De zorgaanbieder heeft ter zitting erkend dat er ernstige problemen zijn met de buurman van cliënt. Zij heeft deze man al vaak aangesproken op zijn gedrag en doet er alles aan om de overlast te stoppen. Echter de zorgaanbieder kan deze man niet uit zijn huis zetten. Cliënt verblijft op dit moment in een trainingswoning van de zorgaanbieder. De bedoeling is dat hij na maximaal twee jaar kan doorstromen naar een omslagwoning van de gemeente. Om in aanmerking te komen voor een omslagwoning moet aan de voorwaarde die de gemeente stelt worden voldaan, te weten een financiële check. Vervolgens moet een cliënt nog één jaar onder toezicht staan van de zorgaanbieder en mag hij in dat jaar niet zijn familie laten inwonen.

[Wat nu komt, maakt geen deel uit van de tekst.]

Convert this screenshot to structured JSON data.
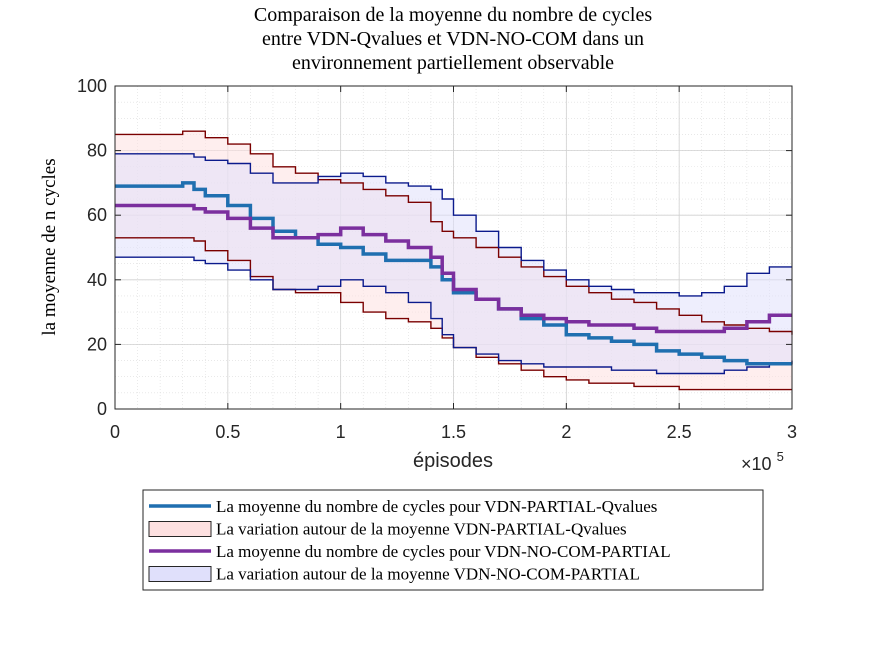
{
  "chart_data": {
    "type": "area",
    "title_lines": [
      "Comparaison de la moyenne du nombre de cycles",
      "entre VDN-Qvalues et VDN-NO-COM dans un",
      "environnement partiellement observable"
    ],
    "xlabel": "épisodes",
    "ylabel": "la moyenne de n cycles",
    "x_multiplier": "×10",
    "x_multiplier_exp": "5",
    "xlim": [
      0,
      3
    ],
    "ylim": [
      0,
      100
    ],
    "x_ticks": [
      0,
      0.5,
      1,
      1.5,
      2,
      2.5,
      3
    ],
    "x_tick_labels": [
      "0",
      "0.5",
      "1",
      "1.5",
      "2",
      "2.5",
      "3"
    ],
    "y_ticks": [
      0,
      20,
      40,
      60,
      80,
      100
    ],
    "y_tick_labels": [
      "0",
      "20",
      "40",
      "60",
      "80",
      "100"
    ],
    "grid": true,
    "legend_position": "bottom",
    "x": [
      0,
      0.1,
      0.2,
      0.3,
      0.35,
      0.4,
      0.5,
      0.6,
      0.7,
      0.8,
      0.9,
      1.0,
      1.1,
      1.2,
      1.3,
      1.4,
      1.45,
      1.5,
      1.6,
      1.7,
      1.8,
      1.9,
      2.0,
      2.1,
      2.2,
      2.3,
      2.4,
      2.5,
      2.6,
      2.7,
      2.8,
      2.9,
      3.0
    ],
    "series": [
      {
        "name": "La moyenne du nombre de cycles pour VDN-PARTIAL-Qvalues",
        "color": "#1f6fb0",
        "mean": [
          69,
          69,
          69,
          70,
          68,
          66,
          63,
          59,
          55,
          53,
          51,
          50,
          48,
          46,
          46,
          44,
          40,
          36,
          34,
          31,
          28,
          26,
          23,
          22,
          21,
          20,
          18,
          17,
          16,
          15,
          14,
          14,
          14
        ],
        "upper": [
          85,
          85,
          85,
          86,
          86,
          84,
          82,
          79,
          75,
          73,
          71,
          70,
          68,
          66,
          64,
          58,
          55,
          53,
          50,
          47,
          44,
          41,
          38,
          36,
          34,
          33,
          31,
          29,
          27,
          26,
          25,
          24,
          23
        ],
        "lower": [
          53,
          53,
          53,
          53,
          52,
          49,
          46,
          41,
          37,
          36,
          36,
          33,
          30,
          28,
          27,
          25,
          22,
          19,
          16,
          14,
          12,
          10,
          9,
          8,
          8,
          7,
          7,
          6,
          6,
          6,
          6,
          6,
          6
        ],
        "band_name": "La variation autour de la moyenne VDN-PARTIAL-Qvalues",
        "band_fill": "#fde0e0",
        "band_edge": "#7a0000"
      },
      {
        "name": "La moyenne du nombre de cycles pour VDN-NO-COM-PARTIAL",
        "color": "#7b2f9e",
        "mean": [
          63,
          63,
          63,
          63,
          62,
          61,
          59,
          56,
          53,
          53,
          54,
          56,
          54,
          52,
          50,
          47,
          42,
          37,
          34,
          31,
          29,
          28,
          27,
          26,
          26,
          25,
          24,
          24,
          24,
          25,
          27,
          29,
          29
        ],
        "upper": [
          79,
          79,
          79,
          79,
          78,
          77,
          76,
          73,
          70,
          70,
          72,
          73,
          72,
          70,
          69,
          68,
          65,
          60,
          55,
          50,
          46,
          43,
          40,
          38,
          37,
          36,
          36,
          35,
          36,
          38,
          42,
          44,
          44
        ],
        "lower": [
          47,
          47,
          47,
          47,
          46,
          45,
          43,
          40,
          37,
          37,
          38,
          40,
          38,
          36,
          33,
          28,
          23,
          19,
          17,
          15,
          14,
          13,
          13,
          13,
          12,
          12,
          11,
          11,
          11,
          12,
          13,
          14,
          15
        ],
        "band_name": "La variation autour de la moyenne VDN-NO-COM-PARTIAL",
        "band_fill": "#e0e0fb",
        "band_edge": "#0b1a8c"
      }
    ]
  }
}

De commissie heeft ter zitting vastgesteld dat de zorgaanbieder al sinds 2017 tracht cliënt te bewegen een financiële check te laten uitvoeren, bijvoorbeeld door een bewindvoerder aan te stellen. Cliënt heeft dit tot op heden geweigerd. Desgevraagd heeft cliënt zijn bezwaren tegen een financiële check opzijgezet als hij daarmee in aanmerking kan komen voor een omslagwoning. Het is niet zo dat hij hiertegen bezwaren heeft. Nadat hij een verklaring van de huisarts heeft gekregen heeft hij niets meer van de zorgaanbieder gehoord. De zorgaanbieder heeft aan cliënt niet goed uitgelegd hoe de verhuizing naar een omslagwoning werkt. En omdat de begeleiders steeds wisselen gebeurt er niets. Wel blijft het voor hem bezwaarlijk dat hij na de verhuizing nog één jaar onder toezicht van de zorgaanbieder moet blijven. Hij wil van de zorgaanbieder af en verder gaan met zijn gezin.

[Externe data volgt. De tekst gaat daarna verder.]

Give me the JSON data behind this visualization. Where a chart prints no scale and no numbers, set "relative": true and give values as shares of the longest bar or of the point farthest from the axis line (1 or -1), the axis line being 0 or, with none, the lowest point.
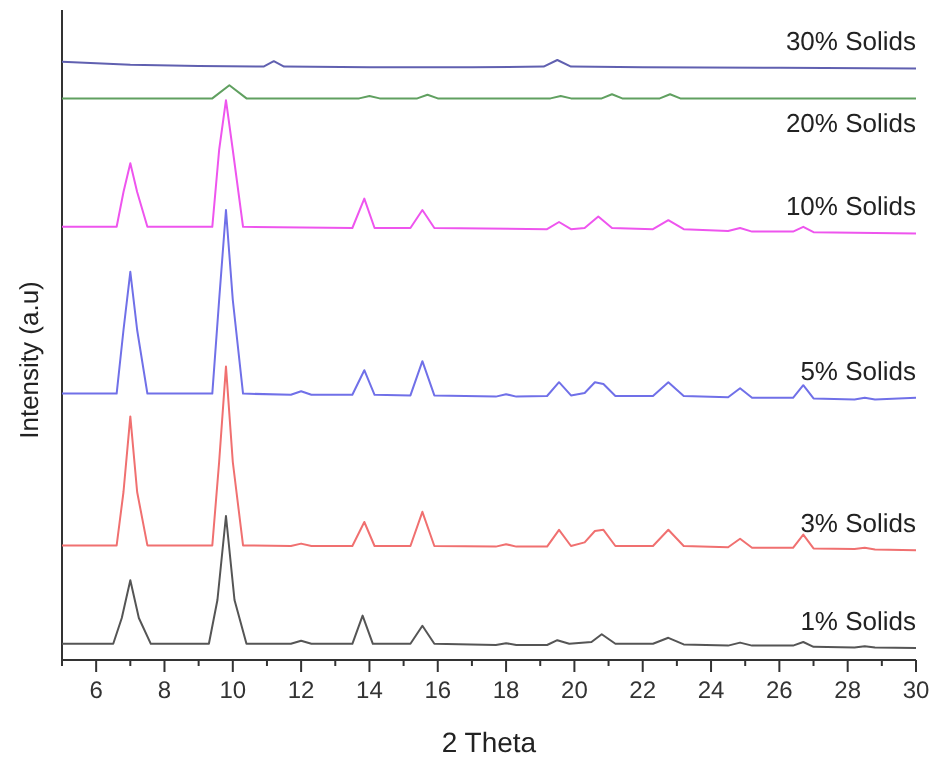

De commissie overweegt dat op grond van de stukken en het verhandelde ter zitting niet is gebleken dat de zorgaanbieder er niet alles aan heeft gedaan om cliënt te begeleiden naar een omslagwoning.
Omdat cliënt niet wil voldoen aan de voorwaarden die de gemeente stelt is een verhuizing voor hem naar een omslagwoning niet mogelijk.
De commissie begrijpt dat cliënt ernstig wordt gestoord in zijn woongenot. De zorgaanbieder heeft dit ook erkend. Zij heeft echter geen onbeperkte mogelijkheden om de buurman van cliënt naar een andere woning over te plaatsen. Op de locatie zijn naast de 5 trainingswoningen tevens woningen voor mensen met een ernstige beperking die 24 uur zorg nodig hebben. De zorgaanbieder heeft de buurman meerdere malen aangesproken op zijn gedrag en neemt de klacht serieus. Omdat deze buurman tevens cliënt is van de zorgaanbieder en 24 uur zorg nodig heeft, is het niet mogelijk hem op straat te zetten.

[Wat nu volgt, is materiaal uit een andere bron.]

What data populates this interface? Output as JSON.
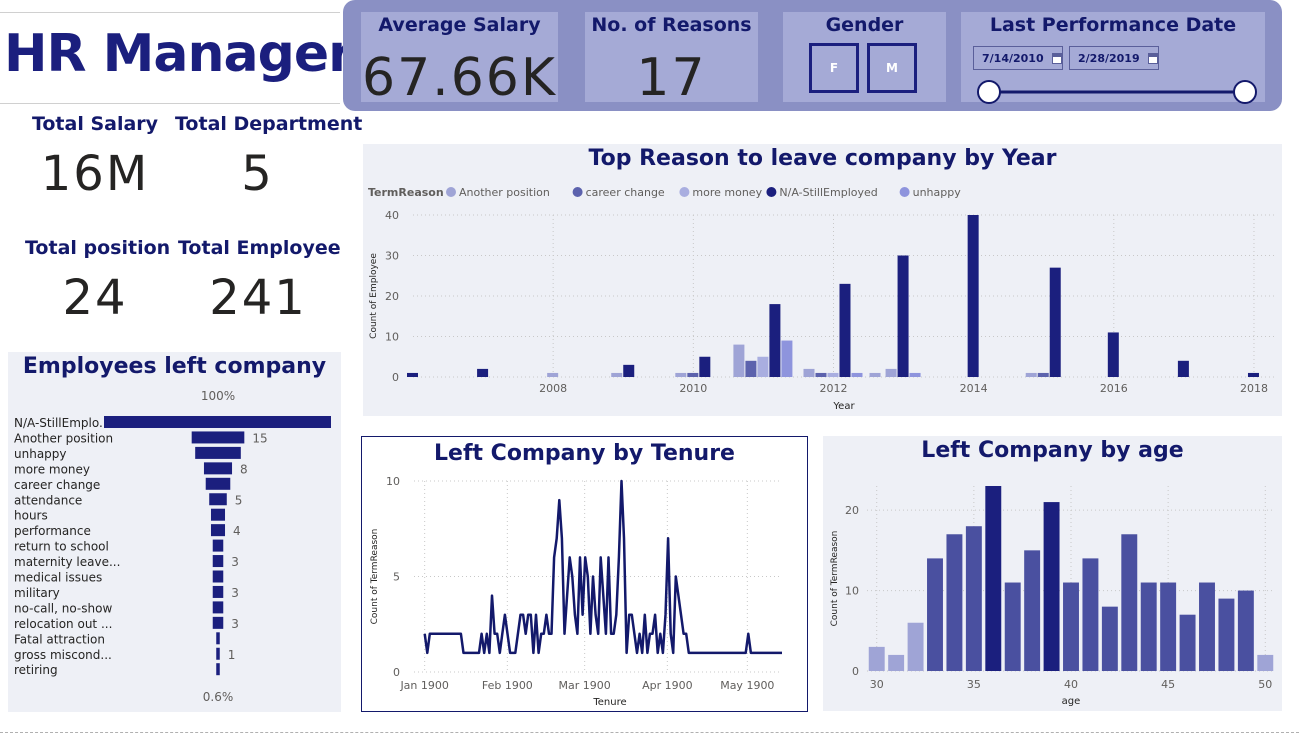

Alles overziende is de commissie van oordeel dat de klacht van cliënt ongegrond is. De commissie geeft cliënt in overweging om met hulp van de zorgaanbieder aan de eis van een financiële check van gemeente te voldoen en zijn bezwaar tegen begeleiding van de zorgaanbieder opzij te zetten zodat hij in de toekomst naar een omslagwoning kan verhuizen.

Schadevergoeding
Voor aanspraak op een schadevergoeding is ten minste vereist dat de zorgaanbieder in enig opzicht toerekenbaar is tekortgeschoten in de nakoming van de behandelingsovereenkomst. Hiervan is naar het oordeel van de commissie geen sprake. De vordering tot schadevergoeding zal de commissie dan ook afwijzen.

Beslissing

De commissie verklaart de klacht ongegrond en wijst de vordering tot schadevergoeding af.

Aldus beslist door de Geschillencommissie Gehandicaptenzorg, bestaande uit mevrouw mr. A.D.R.M. Boumans, voorzitter, de heer ir. N. Bomer, de heer S.P. de Paauw, leden, in aanwezigheid van mevrouw mr. W. Hartong van Ark, secretaris, op 14 april 2025.